Apr 6, 2018
Adulting can be hard.
Many kids have difficulties navigating the transition from high school to the "real world." Lots get stuck in limbo.
There's a snappy new term for these 16-to-24-year-olds who don’t attend school or have a job — "opportunity youth." On April 12, the San Diego Workforce Partnership is hosting a summit to talk about why there's an estimated 41,000 young people in San Diego county who aren't in school or working. The hope is to come up with solutions about how to make a dent in that number.
On this week’s Good Schools for All podcast, Scott Lewis and Laura Kohn, who works for the Workforce Partnership, talk with Jahir Castelo and Ana Lomeli, two members of the Workforce Partnership's Opportunity Youth Leadership Council.
Castelo and Lomeli discuss their personal struggles transitioning into independent adults. Both are DACA recipients, or Dreamers, who were brought to the United States illegally by their parents, a status they said adds an extra layer of distrust and instability to their transitions.

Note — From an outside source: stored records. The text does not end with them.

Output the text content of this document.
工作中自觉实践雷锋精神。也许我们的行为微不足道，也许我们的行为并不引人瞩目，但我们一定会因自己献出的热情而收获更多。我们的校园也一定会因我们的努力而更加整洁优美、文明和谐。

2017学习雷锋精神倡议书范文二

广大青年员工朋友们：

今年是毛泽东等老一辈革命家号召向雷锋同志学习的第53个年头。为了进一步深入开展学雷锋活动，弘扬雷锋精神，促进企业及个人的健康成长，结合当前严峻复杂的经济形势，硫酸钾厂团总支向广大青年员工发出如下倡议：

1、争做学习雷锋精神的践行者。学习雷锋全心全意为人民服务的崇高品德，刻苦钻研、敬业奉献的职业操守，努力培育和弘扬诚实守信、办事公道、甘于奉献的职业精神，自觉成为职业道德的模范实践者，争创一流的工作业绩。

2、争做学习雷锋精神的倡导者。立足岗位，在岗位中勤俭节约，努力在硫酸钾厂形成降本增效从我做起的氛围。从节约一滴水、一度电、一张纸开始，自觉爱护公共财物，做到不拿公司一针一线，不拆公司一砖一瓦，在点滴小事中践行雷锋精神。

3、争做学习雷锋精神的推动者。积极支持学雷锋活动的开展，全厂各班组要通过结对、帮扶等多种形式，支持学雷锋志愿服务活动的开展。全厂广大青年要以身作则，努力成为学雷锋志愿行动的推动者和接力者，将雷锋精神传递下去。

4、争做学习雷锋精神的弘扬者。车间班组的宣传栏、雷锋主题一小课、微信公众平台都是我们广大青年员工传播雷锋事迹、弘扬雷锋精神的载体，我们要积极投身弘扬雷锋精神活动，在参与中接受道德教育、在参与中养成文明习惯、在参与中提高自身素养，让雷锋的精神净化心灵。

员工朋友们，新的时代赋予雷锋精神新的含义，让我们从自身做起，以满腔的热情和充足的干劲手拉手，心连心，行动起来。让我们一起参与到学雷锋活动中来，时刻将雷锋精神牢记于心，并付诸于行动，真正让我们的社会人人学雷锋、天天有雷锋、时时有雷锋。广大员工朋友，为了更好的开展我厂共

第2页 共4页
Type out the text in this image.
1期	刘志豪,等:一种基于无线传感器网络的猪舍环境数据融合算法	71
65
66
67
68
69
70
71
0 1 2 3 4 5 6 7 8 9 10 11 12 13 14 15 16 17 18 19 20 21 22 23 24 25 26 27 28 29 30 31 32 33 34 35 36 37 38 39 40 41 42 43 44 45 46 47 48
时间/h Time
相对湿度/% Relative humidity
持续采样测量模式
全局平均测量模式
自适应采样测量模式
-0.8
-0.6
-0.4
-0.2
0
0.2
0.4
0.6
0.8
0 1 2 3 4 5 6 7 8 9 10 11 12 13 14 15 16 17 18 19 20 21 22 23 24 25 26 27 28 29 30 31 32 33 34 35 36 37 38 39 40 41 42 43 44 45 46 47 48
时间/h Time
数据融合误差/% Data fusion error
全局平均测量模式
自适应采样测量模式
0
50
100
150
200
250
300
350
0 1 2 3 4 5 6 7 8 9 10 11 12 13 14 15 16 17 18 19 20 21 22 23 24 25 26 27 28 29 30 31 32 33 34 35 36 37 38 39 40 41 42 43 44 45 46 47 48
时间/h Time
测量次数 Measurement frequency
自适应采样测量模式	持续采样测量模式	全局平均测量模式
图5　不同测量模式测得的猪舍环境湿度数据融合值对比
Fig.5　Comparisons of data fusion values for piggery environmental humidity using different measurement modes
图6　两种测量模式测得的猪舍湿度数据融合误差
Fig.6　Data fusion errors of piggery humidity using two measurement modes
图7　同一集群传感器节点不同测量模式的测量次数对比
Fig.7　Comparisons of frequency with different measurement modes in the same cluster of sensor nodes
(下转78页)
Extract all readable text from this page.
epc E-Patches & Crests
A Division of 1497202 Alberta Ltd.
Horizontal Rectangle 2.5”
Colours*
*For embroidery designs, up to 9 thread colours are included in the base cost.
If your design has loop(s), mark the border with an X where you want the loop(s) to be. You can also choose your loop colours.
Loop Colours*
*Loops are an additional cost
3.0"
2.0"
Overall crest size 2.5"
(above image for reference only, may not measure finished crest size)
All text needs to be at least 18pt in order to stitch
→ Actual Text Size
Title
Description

"Walking around and going to school was a bit of a challenge because you're so used to hearing that people got picked up from Border Patrol and taken back," Castelo said.

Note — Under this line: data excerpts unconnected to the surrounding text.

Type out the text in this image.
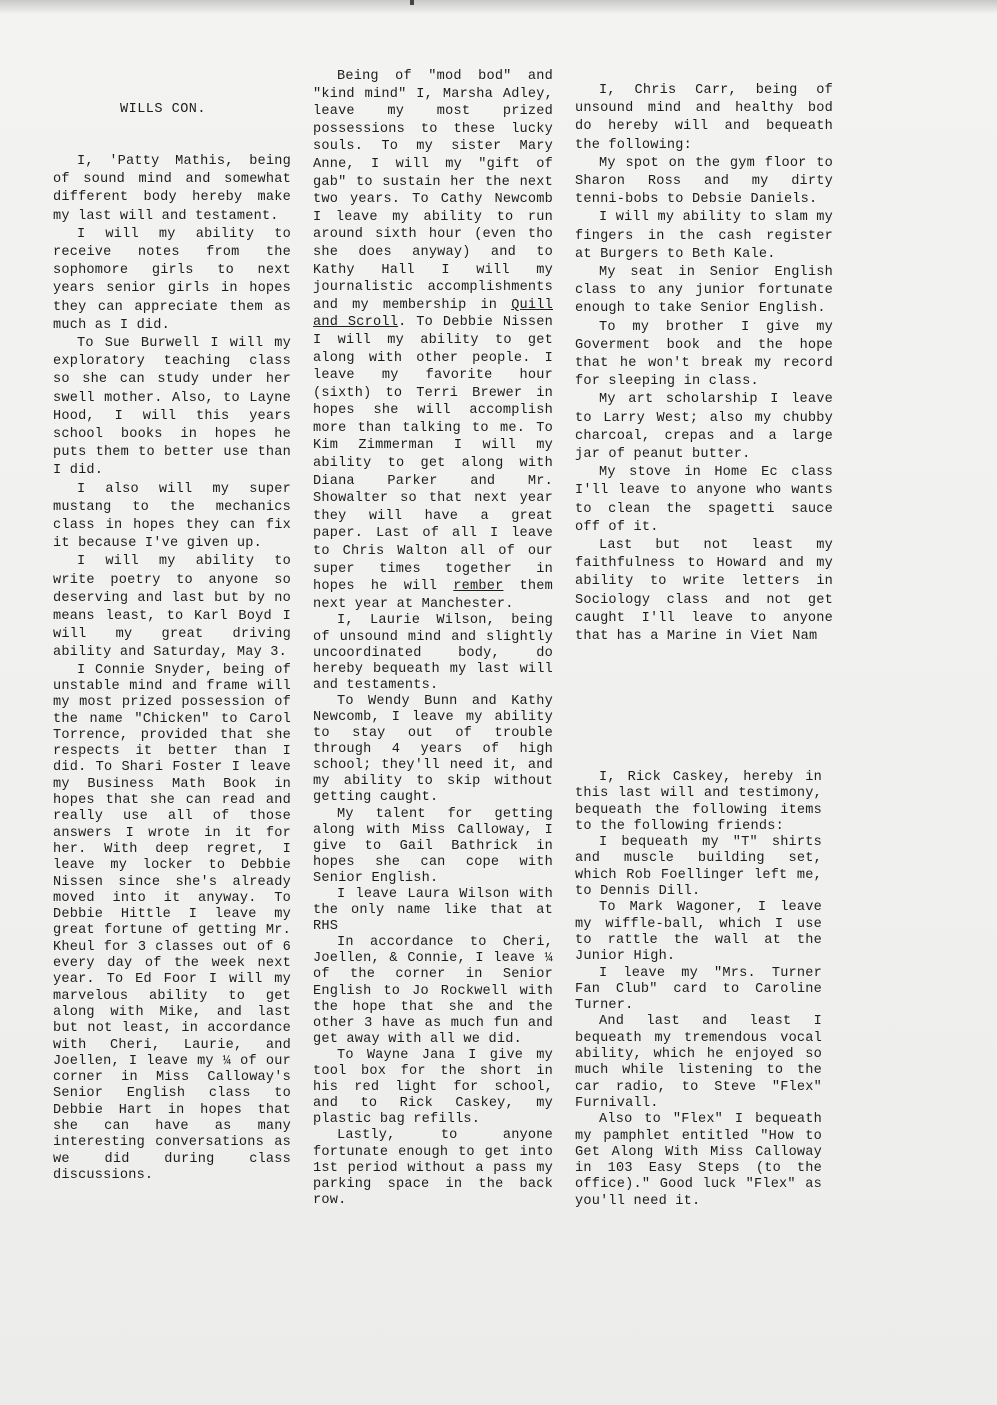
WILLS CON.

I, 'Patty Mathis, being of sound mind and somewhat different body hereby make my last will and testament.

I will my ability to receive notes from the sophomore girls to next years senior girls in hopes they can appreciate them as much as I did.

To Sue Burwell I will my exploratory teaching class so she can study under her swell mother. Also, to Layne Hood, I will this years school books in hopes he puts them to better use than I did.

I also will my super mustang to the mechanics class in hopes they can fix it because I've given up.

I will my ability to write poetry to anyone so deserving and last but by no means least, to Karl Boyd I will my great driving ability and Saturday, May 3.

I Connie Snyder, being of unstable mind and frame will my most prized possession of the name "Chicken" to Carol Torrence, provided that she respects it better than I did. To Shari Foster I leave my Business Math Book in hopes that she can read and really use all of those answers I wrote in it for her. With deep regret, I leave my locker to Debbie Nissen since she's already moved into it anyway. To Debbie Hittle I leave my great fortune of getting Mr. Kheul for 3 classes out of 6 every day of the week next year. To Ed Foor I will my marvelous ability to get along with Mike, and last but not least, in accordance with Cheri, Laurie, and Joellen, I leave my ¼ of our corner in Miss Calloway's Senior English class to Debbie Hart in hopes that she can have as many interesting conversations as we did during class discussions.

Being of "mod bod" and "kind mind" I, Marsha Adley, leave my most prized possessions to these lucky souls. To my sister Mary Anne, I will my "gift of gab" to sustain her the next two years. To Cathy Newcomb I leave my ability to run around sixth hour (even tho she does anyway) and to Kathy Hall I will my journalistic accomplishments and my membership in Quill and Scroll. To Debbie Nissen I will my ability to get along with other people. I leave my favorite hour (sixth) to Terri Brewer in hopes she will accomplish more than talking to me. To Kim Zimmerman I will my ability to get along with Diana Parker and Mr. Showalter so that next year they will have a great paper. Last of all I leave to Chris Walton all of our super times together in hopes he will rember them next year at Manchester.

I, Laurie Wilson, being of unsound mind and slightly uncoordinated body, do hereby bequeath my last will and testaments.

To Wendy Bunn and Kathy Newcomb, I leave my ability to stay out of trouble through 4 years of high school; they'll need it, and my ability to skip without getting caught.

My talent for getting along with Miss Calloway, I give to Gail Bathrick in hopes she can cope with Senior English.

I leave Laura Wilson with the only name like that at RHS

In accordance to Cheri, Joellen, & Connie, I leave ¼ of the corner in Senior English to Jo Rockwell with the hope that she and the other 3 have as much fun and get away with all we did.

To Wayne Jana I give my tool box for the short in his red light for school, and to Rick Caskey, my plastic bag refills.

Lastly, to anyone fortunate enough to get into 1st period without a pass my parking space in the back row.

I, Chris Carr, being of unsound mind and healthy bod do hereby will and bequeath the following:

My spot on the gym floor to Sharon Ross and my dirty tenni-bobs to Debsie Daniels.

I will my ability to slam my fingers in the cash register at Burgers to Beth Kale.

My seat in Senior English class to any junior fortunate enough to take Senior English.

To my brother I give my Goverment book and the hope that he won't break my record for sleeping in class.

My art scholarship I leave to Larry West; also my chubby charcoal, crepas and a large jar of peanut butter.

My stove in Home Ec class I'll leave to anyone who wants to clean the spagetti sauce off of it.

Last but not least my faithfulness to Howard and my ability to write letters in Sociology class and not get caught I'll leave to anyone that has a Marine in Viet Nam

I, Rick Caskey, hereby in this last will and testimony, bequeath the following items to the following friends:

I bequeath my "T" shirts and muscle building set, which Rob Foellinger left me, to Dennis Dill.

To Mark Wagoner, I leave my wiffle-ball, which I use to rattle the wall at the Junior High.

I leave my "Mrs. Turner Fan Club" card to Caroline Turner.

And last and least I bequeath my tremendous vocal ability, which he enjoyed so much while listening to the car radio, to Steve "Flex" Furnivall.

Also to "Flex" I bequeath my pamphlet entitled "How to Get Along With Miss Calloway in 103 Easy Steps (to the office)." Good luck "Flex" as you'll need it.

Castelo wants to go to college and get a job, but he said he is still trying to find a stable place to live and he's building his interview and resume skills. He said even when he's offered an opportunity, sometimes he has a hard time believing it's real, or that he deserves it.
Lomeli is working and going to school, but she said it took a lot of support from her high school teachers and others to get to where she is now. She said she, too, often had a hard time taking advantage of opportunities because she felt they either weren't real, or weren't meant for her.
"When you come from a place where you haven't been given a lot, sometimes things sound way too good to be true," Lomeli said.
Castelo and Lomeli are still working on building their own lives, but both said they want to get to a place where they can help kids like themselves find better lives.
"As I start getting enough money, I want to be able to open up my doors to ... opportunity youth and open a bookstore, a tattoo parlor and a barber shop and offer that opportunity to teach them skills, Castelo said. "Give them a little bit more hope."
Cuyamaca Community College: The school's rate of student success in college-level math shot up to 68 percent after it decided to slash its placement exams. Cuyamaca now uses a student's high school records to decide whether they're ready for college-level math classes.
41,000: That's the number of opportunity youth in San Diego who don’t attend school or have a job. That's 9.4 percent of all 16-to-24-year-olds in the region.